El hecho es que lo escribió.
El señor Razumov era un joven alto y bien proporcionado, bastante moreno para ser un ruso de las provincias centrales del país. Su belleza habría sido incuestionable de no ser por una peculiar falta de elegancia en sus rasgos. Era como si un rostro enérgicamente modelado con cera (no sin cierto parecido con una perfección de tipo clásico) se hubiera dejado junto al fuego hasta quedar borrada toda la nitidez de sus líneas al reblandecerse su sustancia. Con todo y con eso, Razumov era suficientemente apuesto. También sus modales eran agradables. En las discusiones se dejaba influir fácilmente por los argumentos o por la autoridad. Adoptaba con sus jóvenes compatriotas la actitud de un oyente impenetrable, un oyente que escucha con inteligencia y acto seguido cambia de tema.

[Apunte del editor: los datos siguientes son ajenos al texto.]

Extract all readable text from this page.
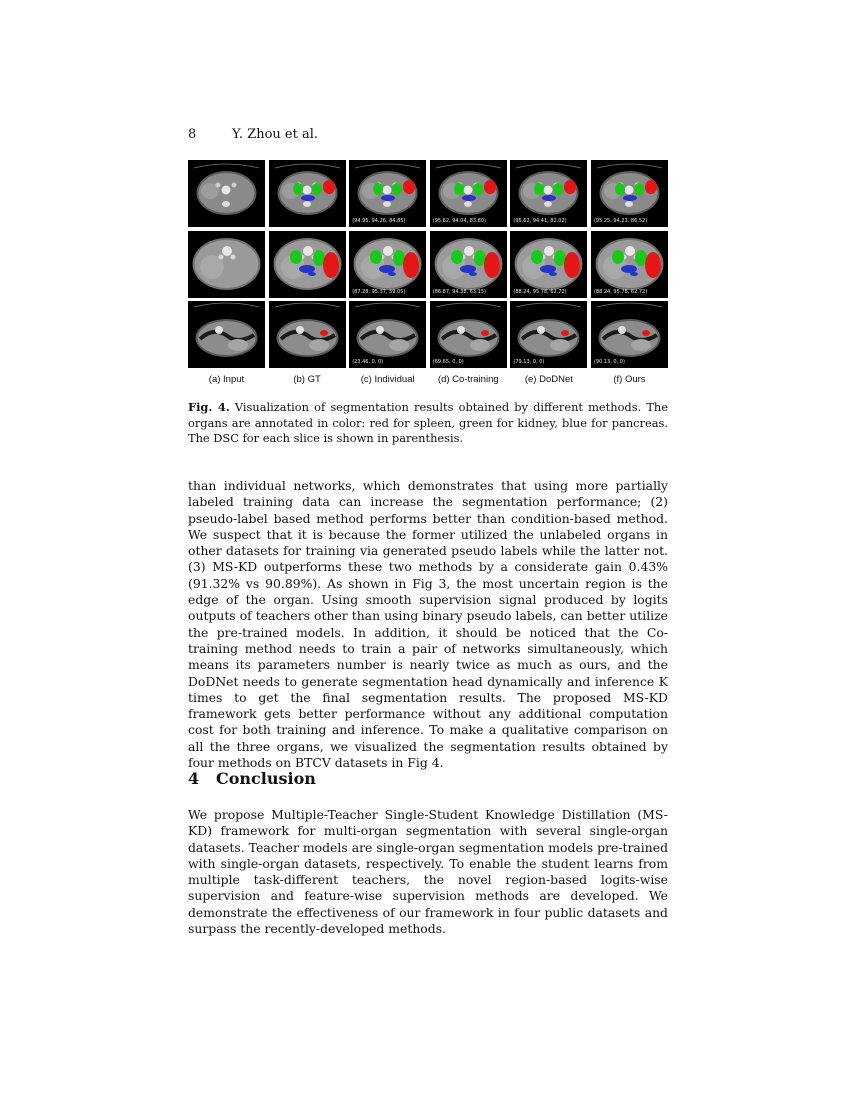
8	Y. Zhou et al.
(94.95, 94.26, 84.85)	(95.62, 94.04, 83.80)	(95.62, 94.41, 82.02)	(95.25, 94.23, 86.52)
(87.28, 95.37, 59.05)	(86.87, 94.38, 63.15)	(88.24, 95.78, 62.72)	(88.24, 95.78, 62.72)
(23.46, 0, 0)	(69.65, 0, 0)	(79.13, 0, 0)	(90.13, 0, 0)
(a) Input	(b) GT	(c) Individual	(d) Co-training	(e) DoDNet	(f) Ours
Fig. 4. Visualization of segmentation results obtained by different methods. The organs are annotated in color: red for spleen, green for kidney, blue for pancreas. The DSC for each slice is shown in parenthesis.

than individual networks, which demonstrates that using more partially labeled training data can increase the segmentation performance; (2) pseudo-label based method performs better than condition-based method. We suspect that it is because the former utilized the unlabeled organs in other datasets for training via generated pseudo labels while the latter not. (3) MS-KD outperforms these two methods by a considerate gain 0.43% (91.32% vs 90.89%). As shown in Fig 3, the most uncertain region is the edge of the organ. Using smooth supervision signal produced by logits outputs of teachers other than using binary pseudo labels, can better utilize the pre-trained models. In addition, it should be noticed that the Co-training method needs to train a pair of networks simultaneously, which means its parameters number is nearly twice as much as ours, and the DoDNet needs to generate segmentation head dynamically and inference K times to get the final segmentation results. The proposed MS-KD framework gets better performance without any additional computation cost for both training and inference. To make a qualitative comparison on all the three organs, we visualized the segmentation results obtained by four methods on BTCV datasets in Fig 4.

4 Conclusion

We propose Multiple-Teacher Single-Student Knowledge Distillation (MS-KD) framework for multi-organ segmentation with several single-organ datasets. Teacher models are single-organ segmentation models pre-trained with single-organ datasets, respectively. To enable the student learns from multiple task-different teachers, the novel region-based logits-wise supervision and feature-wise supervision methods are developed. We demonstrate the effectiveness of our framework in four public datasets and surpass the recently-developed methods.
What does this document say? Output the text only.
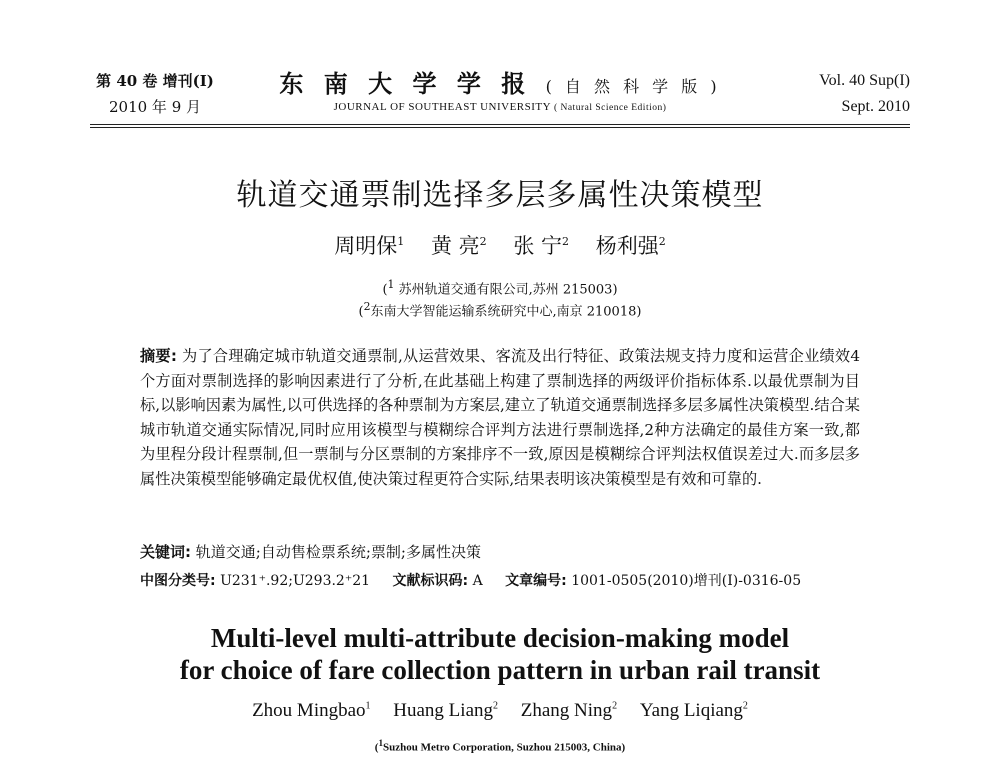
第 40 卷 增刊(I)
2010 年 9 月
东 南 大 学 学 报 ( 自 然 科 学 版 )
JOURNAL OF SOUTHEAST UNIVERSITY ( Natural Science Edition)
Vol. 40 Sup(I)
Sept. 2010
轨道交通票制选择多层多属性决策模型
周明保$^1$ 黄 亮$^2$ 张 宁$^2$ 杨利强$^2$
($^1$ 苏州轨道交通有限公司,苏州 215003)
($^2$东南大学智能运输系统研究中心,南京 210018)
摘要: 为了合理确定城市轨道交通票制,从运营效果、客流及出行特征、政策法规支持力度和运营企业绩效4个方面对票制选择的影响因素进行了分析,在此基础上构建了票制选择的两级评价指标体系.以最优票制为目标,以影响因素为属性,以可供选择的各种票制为方案层,建立了轨道交通票制选择多层多属性决策模型.结合某城市轨道交通实际情况,同时应用该模型与模糊综合评判方法进行票制选择,2种方法确定的最佳方案一致,都为里程分段计程票制,但一票制与分区票制的方案排序不一致,原因是模糊综合评判法权值误差过大.而多层多属性决策模型能够确定最优权值,使决策过程更符合实际,结果表明该决策模型是有效和可靠的.
关键词: 轨道交通;自动售检票系统;票制;多属性决策
中图分类号: U231⁺.92;U293.2⁺21 文献标识码: A 文章编号: 1001-0505(2010)增刊(I)-0316-05
Multi-level multi-attribute decision-making model
for choice of fare collection pattern in urban rail transit
Zhou Mingbao$^1$ Huang Liang$^2$ Zhang Ning$^2$ Yang Liqiang$^2$
($^1$Suzhou Metro Corporation, Suzhou 215003, China)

Esta clase de argucia, que puede tener su origen en una insuficiencia intelectual o en una incompleta confianza en las propias convicciones, le procuraba a Razumov fama de hombre profundo. Una personalidad relativamente taciturna pasa por poseer el poder de la reserva entre un montón de entusiastas habladores acostumbrados a agotarse a diario en acalorada conversación. Sus compañeros de la Universidad de San Petersburgo tenían a Kirylo Sidorovitch Razumov, estudiante de tercer curso de Filosofía, por un hombre de carácter, por un hombre plenamente de fiar. Esto, en un país donde una opinión puede ser un delito legalmente castigado con la muerte, y a veces con un destino peor que la muerte, significaba que Razumov era digno de que le fueran confiadas opiniones prohibidas. Se le apreciaba además por su amabilidad y por mostrarse siempre dispuesto a hacer un favor a sus compañeros, aun cuando ello le acarreara molestias personales.
Se creía que Razumov era hijo de un arzobispo y protegido de un distinguido aristócrata, probablemente originario de su misma provincia remota. Su aspecto físico no casaba bien con un origen tan humilde. Semejante ascendencia no resultaba creíble. De hecho, se insinuaba que Razumov había nacido de la hermosa hija de un arzobispo, lo que sin duda daba al asunto un cariz bien distinto. Esta última teoría, de paso hacía creíble la protección del distinguido aristócrata, si bien nada de todo esto llegó a investigarse nunca, ni por malicia ni por otras razones. Nadie sabía ni a nadie interesaba quién era el aristócrata en cuestión. Razumov recibía una modesta aunque suficiente asignación de manos de un oscuro abogado que en cierta medida parecía actuar como su protector y que de cuando en cuando participaba en la recepción informal de algún profesor universitario. Salvo esto, no se le conocían a Razumov otras relaciones sociales en la ciudad. Asistía con regularidad a las clases obligatorias y era considerado por las autoridades académicas un estudiante muy prometedor. Trabajaba en su cuarto a la manera del hombre que se propone tener éxito, pero tampoco se sometía a un encierro severo con esta intención. Se mostraba siempre accesible y no había en su vida nada que fuera secreto o reservado.